For since the law has but a shadow of the good things to come instead of the true form of these realities, it can never, by the same sacrifices that are continually offered every year, make perfect those who draw near. Otherwise, would they not have ceased to be offered, since the worshipers, having once been cleansed, would no longer have any consciousness of sins? But in these sacrifices there is a reminder of sins every year. For it is impossible for the blood of bulls and goats to take away sins..…And every priest stands daily at his service, offering repeatedly the same sacrifices, which can never take away sins. (Heb 10:1-4,11 ESV)

There are other passages, many in the epistle to the Hebrews, which deal with this question of the purpose or value of the law and sacrificial system it contains. But rather that try to summarize it all myself, I’ll include here a couple paragraphs from the Westminster Confession of Faith (1646), in the Modern English Study Version (1993). I think it provides a great starting point to think about the purpose(s) of the law, whatever you think about what this confession says elsewhere. I got the text here, and the prooftexts here (plus a few of my own). This is the sixth and seventh paragraphs of Chapter 19, “The Law of God”:

6. Although true believers are not under the law as a covenant of works by which they are justified or condemned (Romans 6:14; 7:4; Galatians 2:16; 3:13; 4:4-5; Acts 13:38-39; Romans 8:1, 33; Heb 7:19,10:1-4,11), nevertheless the law is of great use to them as well as to others. By informing them —as a rule of life— both of the will of God and of their duty, it directs and binds them to walk accordingly (Romans 7:12, 22, 25; Psalm 119:1-6; 1 Corinthians 7:19; Galatians 5:14-23). It also reveals to them the sinful pollutions of their nature, hearts, and lives (Romans 7:7, 13; 3:20). Therefore, when they examine themselves in the light of the law, they may come to further conviction of, humiliation for, and hatred of their sin (James 1:23-25; Romans 7:9, 14, 24), together with a clearer view of their need of Christ and the perfection of his obedience (Galatians 3:24; Romans 7:24-25; 8:3-4). The law is also useful to the regenerate because, by forbidding sin, it restrains their corruptions (James 2:11-12; Psalm 119:101, 104, 128).

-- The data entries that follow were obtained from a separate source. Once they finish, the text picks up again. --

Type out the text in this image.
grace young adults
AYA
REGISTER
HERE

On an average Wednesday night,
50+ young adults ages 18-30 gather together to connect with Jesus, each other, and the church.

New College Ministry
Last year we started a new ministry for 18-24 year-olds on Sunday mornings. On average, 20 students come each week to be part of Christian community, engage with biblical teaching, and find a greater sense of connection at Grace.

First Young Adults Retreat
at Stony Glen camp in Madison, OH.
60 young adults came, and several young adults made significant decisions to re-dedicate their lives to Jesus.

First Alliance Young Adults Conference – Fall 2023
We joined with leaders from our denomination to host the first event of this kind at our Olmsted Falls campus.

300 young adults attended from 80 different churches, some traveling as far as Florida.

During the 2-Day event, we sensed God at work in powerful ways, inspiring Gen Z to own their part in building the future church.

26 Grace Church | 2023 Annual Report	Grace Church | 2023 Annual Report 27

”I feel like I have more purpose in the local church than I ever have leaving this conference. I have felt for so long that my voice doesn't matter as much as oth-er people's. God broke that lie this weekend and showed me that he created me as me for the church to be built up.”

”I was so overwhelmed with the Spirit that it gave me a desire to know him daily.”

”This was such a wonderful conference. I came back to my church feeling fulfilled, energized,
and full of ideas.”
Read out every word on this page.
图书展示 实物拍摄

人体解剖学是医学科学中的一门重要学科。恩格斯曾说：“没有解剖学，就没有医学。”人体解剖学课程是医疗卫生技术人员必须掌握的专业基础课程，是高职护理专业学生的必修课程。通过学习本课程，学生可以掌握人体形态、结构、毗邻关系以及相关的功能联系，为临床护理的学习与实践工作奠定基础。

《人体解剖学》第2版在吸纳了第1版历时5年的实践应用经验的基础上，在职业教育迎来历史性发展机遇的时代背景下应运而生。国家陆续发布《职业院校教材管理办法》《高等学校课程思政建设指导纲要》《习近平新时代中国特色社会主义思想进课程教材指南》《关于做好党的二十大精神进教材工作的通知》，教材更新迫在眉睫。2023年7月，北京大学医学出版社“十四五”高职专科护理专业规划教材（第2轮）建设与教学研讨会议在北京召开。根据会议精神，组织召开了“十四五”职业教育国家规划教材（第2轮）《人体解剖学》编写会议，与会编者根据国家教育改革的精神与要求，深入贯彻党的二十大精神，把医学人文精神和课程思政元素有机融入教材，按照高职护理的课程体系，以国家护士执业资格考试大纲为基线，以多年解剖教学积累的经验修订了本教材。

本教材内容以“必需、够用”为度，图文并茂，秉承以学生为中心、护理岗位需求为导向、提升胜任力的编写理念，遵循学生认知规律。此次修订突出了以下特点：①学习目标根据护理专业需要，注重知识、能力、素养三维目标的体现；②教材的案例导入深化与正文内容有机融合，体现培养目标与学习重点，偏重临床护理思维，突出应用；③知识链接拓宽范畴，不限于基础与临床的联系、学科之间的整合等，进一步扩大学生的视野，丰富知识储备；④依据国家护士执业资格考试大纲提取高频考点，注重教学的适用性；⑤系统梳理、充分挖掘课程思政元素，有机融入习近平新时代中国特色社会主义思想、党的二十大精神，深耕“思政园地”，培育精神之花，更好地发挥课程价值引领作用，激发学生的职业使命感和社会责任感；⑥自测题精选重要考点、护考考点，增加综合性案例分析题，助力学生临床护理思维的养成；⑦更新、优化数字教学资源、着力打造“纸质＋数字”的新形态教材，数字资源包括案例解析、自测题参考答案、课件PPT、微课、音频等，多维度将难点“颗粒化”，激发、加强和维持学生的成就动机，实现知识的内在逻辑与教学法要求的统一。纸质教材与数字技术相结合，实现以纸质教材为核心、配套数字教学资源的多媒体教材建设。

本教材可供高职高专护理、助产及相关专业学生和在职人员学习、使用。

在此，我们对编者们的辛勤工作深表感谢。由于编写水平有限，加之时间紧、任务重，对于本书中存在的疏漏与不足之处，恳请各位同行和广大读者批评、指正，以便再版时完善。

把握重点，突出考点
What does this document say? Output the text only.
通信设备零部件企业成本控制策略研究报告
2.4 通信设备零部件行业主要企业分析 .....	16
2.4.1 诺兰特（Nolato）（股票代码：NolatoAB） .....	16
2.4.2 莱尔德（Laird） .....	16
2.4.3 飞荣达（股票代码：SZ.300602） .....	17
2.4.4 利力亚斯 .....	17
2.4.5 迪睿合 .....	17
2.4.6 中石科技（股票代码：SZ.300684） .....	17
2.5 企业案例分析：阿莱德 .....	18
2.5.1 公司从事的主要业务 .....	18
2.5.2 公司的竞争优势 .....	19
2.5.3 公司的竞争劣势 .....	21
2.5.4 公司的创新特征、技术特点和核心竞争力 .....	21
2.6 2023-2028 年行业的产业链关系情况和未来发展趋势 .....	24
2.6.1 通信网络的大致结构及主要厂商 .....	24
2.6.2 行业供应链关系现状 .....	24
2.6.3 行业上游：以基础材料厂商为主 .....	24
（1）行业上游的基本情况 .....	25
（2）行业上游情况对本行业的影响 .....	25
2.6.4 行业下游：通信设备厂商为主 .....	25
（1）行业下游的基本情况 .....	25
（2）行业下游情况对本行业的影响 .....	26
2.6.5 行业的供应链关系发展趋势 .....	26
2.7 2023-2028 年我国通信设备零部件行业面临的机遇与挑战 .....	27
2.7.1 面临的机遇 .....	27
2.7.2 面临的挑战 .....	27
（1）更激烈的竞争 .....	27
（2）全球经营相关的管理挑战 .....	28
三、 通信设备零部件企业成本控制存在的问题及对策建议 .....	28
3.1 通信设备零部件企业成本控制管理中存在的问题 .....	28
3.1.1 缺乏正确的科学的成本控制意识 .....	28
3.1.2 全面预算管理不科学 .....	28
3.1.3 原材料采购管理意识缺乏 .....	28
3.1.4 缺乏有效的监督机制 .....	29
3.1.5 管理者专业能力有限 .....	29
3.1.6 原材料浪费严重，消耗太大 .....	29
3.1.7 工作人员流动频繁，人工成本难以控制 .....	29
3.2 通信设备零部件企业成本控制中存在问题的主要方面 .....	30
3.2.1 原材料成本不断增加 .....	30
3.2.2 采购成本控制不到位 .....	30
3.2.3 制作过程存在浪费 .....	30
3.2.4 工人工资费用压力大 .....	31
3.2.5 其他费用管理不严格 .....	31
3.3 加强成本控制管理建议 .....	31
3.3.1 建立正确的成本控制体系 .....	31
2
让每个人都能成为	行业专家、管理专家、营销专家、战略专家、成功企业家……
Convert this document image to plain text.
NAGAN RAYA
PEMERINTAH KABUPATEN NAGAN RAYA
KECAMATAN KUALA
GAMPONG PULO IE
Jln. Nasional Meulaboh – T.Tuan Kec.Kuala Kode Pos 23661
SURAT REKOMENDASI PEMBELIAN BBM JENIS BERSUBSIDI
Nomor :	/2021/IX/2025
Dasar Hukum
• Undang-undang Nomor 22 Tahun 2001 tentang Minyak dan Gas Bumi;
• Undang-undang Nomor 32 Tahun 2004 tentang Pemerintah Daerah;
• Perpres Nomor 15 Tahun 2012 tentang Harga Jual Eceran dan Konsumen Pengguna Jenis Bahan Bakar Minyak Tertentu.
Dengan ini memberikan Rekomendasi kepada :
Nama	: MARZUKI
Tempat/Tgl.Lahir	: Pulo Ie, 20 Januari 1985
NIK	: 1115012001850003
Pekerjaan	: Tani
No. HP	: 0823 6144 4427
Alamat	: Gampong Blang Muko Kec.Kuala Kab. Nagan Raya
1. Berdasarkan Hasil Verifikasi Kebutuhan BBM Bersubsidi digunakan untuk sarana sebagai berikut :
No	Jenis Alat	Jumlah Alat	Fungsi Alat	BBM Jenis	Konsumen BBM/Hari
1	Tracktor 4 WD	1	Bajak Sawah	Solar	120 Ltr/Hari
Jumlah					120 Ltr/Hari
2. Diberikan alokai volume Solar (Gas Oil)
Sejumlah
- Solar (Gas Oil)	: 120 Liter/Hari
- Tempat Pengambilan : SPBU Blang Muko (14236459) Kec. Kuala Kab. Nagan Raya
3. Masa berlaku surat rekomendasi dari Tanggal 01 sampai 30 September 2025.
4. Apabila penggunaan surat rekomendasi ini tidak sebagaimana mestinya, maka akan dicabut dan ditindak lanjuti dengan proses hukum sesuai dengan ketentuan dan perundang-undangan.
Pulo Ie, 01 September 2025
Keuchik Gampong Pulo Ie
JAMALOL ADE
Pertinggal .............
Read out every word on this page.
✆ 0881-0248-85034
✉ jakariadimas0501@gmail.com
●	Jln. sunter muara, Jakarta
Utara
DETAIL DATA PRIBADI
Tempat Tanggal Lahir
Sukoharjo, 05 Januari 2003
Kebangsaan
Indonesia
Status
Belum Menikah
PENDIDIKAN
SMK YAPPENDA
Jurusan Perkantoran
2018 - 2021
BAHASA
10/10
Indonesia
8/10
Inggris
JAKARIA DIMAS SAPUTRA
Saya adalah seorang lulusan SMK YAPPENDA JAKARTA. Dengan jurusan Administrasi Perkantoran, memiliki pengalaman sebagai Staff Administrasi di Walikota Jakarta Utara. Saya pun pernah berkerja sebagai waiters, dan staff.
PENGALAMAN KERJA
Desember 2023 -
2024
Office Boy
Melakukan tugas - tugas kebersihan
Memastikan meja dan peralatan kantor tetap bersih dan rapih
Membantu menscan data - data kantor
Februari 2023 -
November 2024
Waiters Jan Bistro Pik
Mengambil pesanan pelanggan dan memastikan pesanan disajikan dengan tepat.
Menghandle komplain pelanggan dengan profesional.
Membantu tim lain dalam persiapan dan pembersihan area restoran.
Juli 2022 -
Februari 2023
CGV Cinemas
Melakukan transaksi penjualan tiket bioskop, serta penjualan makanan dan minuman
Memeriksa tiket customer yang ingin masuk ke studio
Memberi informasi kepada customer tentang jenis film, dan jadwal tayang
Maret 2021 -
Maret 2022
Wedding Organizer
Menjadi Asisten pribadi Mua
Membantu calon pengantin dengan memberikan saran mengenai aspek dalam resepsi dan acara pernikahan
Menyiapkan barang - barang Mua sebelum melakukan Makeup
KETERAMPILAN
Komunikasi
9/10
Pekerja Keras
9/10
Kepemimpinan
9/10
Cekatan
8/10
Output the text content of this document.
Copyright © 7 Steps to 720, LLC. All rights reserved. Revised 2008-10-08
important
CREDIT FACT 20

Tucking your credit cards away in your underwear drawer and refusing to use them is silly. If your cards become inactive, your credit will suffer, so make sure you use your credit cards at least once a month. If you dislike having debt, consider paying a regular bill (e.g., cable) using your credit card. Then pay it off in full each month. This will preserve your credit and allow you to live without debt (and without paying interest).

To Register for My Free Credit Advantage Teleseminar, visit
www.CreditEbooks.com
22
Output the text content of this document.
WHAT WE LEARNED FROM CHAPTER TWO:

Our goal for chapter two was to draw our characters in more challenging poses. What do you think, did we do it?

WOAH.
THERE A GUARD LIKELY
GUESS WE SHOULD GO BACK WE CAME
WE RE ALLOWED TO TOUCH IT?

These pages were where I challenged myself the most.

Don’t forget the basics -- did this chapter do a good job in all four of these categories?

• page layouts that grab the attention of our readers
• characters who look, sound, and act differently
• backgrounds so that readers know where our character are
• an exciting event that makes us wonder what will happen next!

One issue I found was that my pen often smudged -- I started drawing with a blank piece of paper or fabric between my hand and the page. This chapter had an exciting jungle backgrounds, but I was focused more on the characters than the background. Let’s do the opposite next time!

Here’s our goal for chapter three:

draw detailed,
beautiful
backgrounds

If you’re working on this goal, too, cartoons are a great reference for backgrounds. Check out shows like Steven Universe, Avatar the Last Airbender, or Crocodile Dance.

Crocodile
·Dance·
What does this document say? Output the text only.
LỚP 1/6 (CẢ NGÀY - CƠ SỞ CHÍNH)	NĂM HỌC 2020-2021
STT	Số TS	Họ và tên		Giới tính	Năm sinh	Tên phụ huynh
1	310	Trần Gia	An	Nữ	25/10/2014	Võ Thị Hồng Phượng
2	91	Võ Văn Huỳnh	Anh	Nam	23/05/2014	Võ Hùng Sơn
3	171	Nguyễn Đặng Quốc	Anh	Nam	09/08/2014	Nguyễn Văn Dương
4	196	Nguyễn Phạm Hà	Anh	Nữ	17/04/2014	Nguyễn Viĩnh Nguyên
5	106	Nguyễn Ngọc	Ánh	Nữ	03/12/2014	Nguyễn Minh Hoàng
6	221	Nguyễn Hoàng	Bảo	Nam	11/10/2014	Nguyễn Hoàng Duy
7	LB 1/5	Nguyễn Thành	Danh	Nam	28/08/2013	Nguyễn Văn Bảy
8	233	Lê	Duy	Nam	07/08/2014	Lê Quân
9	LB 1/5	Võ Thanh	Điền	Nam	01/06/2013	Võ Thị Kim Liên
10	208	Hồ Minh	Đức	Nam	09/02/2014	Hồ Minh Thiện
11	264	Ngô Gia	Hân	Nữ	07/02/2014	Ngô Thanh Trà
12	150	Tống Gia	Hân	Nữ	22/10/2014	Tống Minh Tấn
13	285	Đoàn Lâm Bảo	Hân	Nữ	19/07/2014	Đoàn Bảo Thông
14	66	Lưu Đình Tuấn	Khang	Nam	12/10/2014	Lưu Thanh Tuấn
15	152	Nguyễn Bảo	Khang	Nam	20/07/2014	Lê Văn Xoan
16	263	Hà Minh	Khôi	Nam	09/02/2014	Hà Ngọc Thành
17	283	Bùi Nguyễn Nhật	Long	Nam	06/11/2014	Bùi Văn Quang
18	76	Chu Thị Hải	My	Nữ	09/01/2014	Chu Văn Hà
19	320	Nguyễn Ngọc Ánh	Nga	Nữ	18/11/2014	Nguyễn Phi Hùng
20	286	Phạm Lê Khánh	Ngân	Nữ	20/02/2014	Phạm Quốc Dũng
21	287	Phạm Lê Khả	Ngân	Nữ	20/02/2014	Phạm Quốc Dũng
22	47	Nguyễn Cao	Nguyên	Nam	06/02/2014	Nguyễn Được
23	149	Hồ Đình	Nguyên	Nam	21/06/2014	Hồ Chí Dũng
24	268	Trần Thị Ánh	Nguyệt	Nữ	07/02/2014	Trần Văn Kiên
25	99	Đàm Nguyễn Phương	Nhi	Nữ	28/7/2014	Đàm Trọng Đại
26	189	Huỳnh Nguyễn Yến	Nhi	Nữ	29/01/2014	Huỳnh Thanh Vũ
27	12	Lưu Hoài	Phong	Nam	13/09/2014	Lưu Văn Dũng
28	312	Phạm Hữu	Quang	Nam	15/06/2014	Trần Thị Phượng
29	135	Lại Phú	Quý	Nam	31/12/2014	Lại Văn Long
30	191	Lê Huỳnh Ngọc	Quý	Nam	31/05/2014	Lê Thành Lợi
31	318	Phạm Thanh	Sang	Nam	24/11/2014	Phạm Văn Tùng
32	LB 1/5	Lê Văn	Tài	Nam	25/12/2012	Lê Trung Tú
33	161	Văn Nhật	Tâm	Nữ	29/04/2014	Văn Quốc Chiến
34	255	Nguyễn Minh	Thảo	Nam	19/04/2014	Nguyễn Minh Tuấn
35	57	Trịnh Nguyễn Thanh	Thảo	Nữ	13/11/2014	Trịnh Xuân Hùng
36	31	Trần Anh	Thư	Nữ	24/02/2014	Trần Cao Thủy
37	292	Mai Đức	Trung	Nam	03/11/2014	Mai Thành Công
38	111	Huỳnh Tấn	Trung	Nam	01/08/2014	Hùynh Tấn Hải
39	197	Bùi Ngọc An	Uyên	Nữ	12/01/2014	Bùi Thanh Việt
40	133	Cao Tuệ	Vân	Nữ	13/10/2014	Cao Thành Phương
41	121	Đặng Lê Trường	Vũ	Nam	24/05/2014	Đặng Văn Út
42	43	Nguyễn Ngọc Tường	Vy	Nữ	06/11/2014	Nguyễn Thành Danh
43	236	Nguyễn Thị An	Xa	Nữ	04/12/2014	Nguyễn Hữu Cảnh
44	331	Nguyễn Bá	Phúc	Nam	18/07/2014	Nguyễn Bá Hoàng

By its threats it shows them what their sins deserve, and, although they are free from the curse threatened in the law, it shows the afflictions that they may expect because of them in this life (Ezra 9:13-14; Psalm 89:30-34; Galatians 3:13). The promises of the law likewise show to the regenerate God’s approval of obedience and the blessings they may expect as they obey the law (Exodus 19:5-6; Deuteronomy 5:33; Leviticus 18:5; Matthew 19:17; Leviticus 26:1-13; 2 Corinthians 6:16; Ephesians 6:2-3; Psalm 19:11; 37:11; Matthew 5:5), although these blessings are not due to them by the law as a covenant of works (Galatians 2:16; Luke 17:10). Therefore, the fact that a man does good rather than evil because the law encourages good and discourages evil is no evidence that the man is under the law rather than under grace (Romans 6:12-15; 1 Peter 3:8-12 with Psalm 34:12-16; Hebrews 12:28-29).

7. These uses of the law do not conflict with the grace of the gospel, but are in complete harmony with it (Romans 3:31; Galatians 3:21; Titus 2:11-14); for it is the Spirit of Christ who subdues and enables the will of man to do freely and cheerfully those things which the will of God, revealed in the law, requires (Ezekiel 36:27; Hebrews 8:10 with Jeremiah 31:33; Psalm 119:35, 47; Romans 7:22).

The most important point, for me, is that there are a number of legitimate uses of the law, none of which is to make us right legally (i.e., justification) or in fact (i.e., sanctification). We can therefore conclude that legalism (attempting to accomplish either justification or sanctification through the law) is and has always been an abuse of the law.